Monday, June 27, 2011

Christine Sismondo's "America Walks into a Bar"

Christine Sismondo is a writer and lecturer in Humanities at York University in Toronto. She has written numerous articles about film, literature, drinking, and vice, as well as the book Mondo Cocktail, a narrative history of cocktails.

She applied the “Page 99 Test” to her new book, America Walks into a Bar: A Spirited History of Taverns and Saloons, Speakeasies and Grog Shops, and reported the following:
Having never heard of the Page 99 test, I was pretty terrified when I cracked my book open to that page. What if Ford was correct? What if his test would reveal some awful truth about my efforts? Had I known about the test, I’d have tried to make sure something good landed there.

I was very pleased to discover, however, that page 99 is one of my favourite pages. First off, it’s the opening page to the second part of the book, which is where I think things really get rolling. Not that there’s anything wrong with Part One, it’s just that the book is a chronological history of the American bar, and it’s harder to tell a really exciting story about what happened in bars during the years when people were far too busy ekeing out an existence to chronicle what happened the night before in the bar-room. Now, thanks to Twitter and Last Night’s Party we have clear records of what everyone said at every moment and what every drink and drunk looked like. That said, however, I realize that this surfeit of data will probably lead to far worse problems for a future bar chroniclers.

But somewhere in between the revolutionaries, whose best line seems to have been “Where we met to Plan the Consignment of a few Shiploads of Tea, Dec 16, 1773” and today’s party people, whose best line seems to be "Am I missing a tooth?" some smart people wrote down some of the witty things said in bars. And some of my favourite stories are to be found in Part Two, specifically Chapter Six, which is called “Keeping Tabs.”

“Keeping Tabs” is also the chapter which people in the industry will appreciate the most – a detailed account of what the bar was evolving into, with less of the political action that dominates the rest of the book. Don’t get me wrong, I love the politics and the whole point of the book is that America’s most interesting and progressive political movements – republican democracy, anarchism, gay pride, to name a few – were largely conceived of and planned in bars. Still, I worry that the detailed account of the tap-room as political sphere will begin to try the patience of some industry folk who will really want to know non-political details like who was serving what to whom and what the physical structure of the bar looked like. This chapter is there, in part, to round things out and provide such information for those who want that kind of detail.

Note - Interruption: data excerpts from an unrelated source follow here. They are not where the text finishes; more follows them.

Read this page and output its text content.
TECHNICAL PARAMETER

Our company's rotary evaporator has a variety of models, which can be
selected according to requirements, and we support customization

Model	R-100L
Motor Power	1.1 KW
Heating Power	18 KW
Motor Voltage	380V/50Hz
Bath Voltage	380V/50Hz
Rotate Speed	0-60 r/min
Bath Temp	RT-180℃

There are few words on page 99. Twenty-nine, to be precise. You already know two of them. Then, we see this lovely painting by William Sidney Mount:
Then, the caption:


Happy times in a simple tavern. As always, a wait for the bathroom.

I have never looked at this caption without laughing out loud. I know it’s not cool to laugh at your own jokes but, since it’s not my joke, it’s okay. It was produced in the sleep-deprived editing stages, by my husband who added it, I think, as a joke, to wake me up and distract me from my bleary-eyed editing. I then put it in as a joke for my editor to see, thinking he might remove it. He never did. At the page-proof stage, I had a pang of remorse and wrote the assistant. She passed it on, but it was (obviously) never removed. I guess everyone liked it, perhaps for the same reasons I do.

Namely, that it’s one of the few jokes in the book. Library Journal reviewed my book and called it “pun-laden,” which I really don’t understand, since I don’t recall a single pun – but it was a favourable review so I won’t complain. The point is, since this book is an attempt to treat bars seriously – as radical political spaces and valuable community centres – it’s not like a lot of alcohol books, which are pretty firmly planted in the humour branch of writing. In America Walks into a Bar, I strive for levity, but not jokes, per se. But we snuck this one in – as a reward for the careful caption reader.

And, now, I guess, anyone who reads this.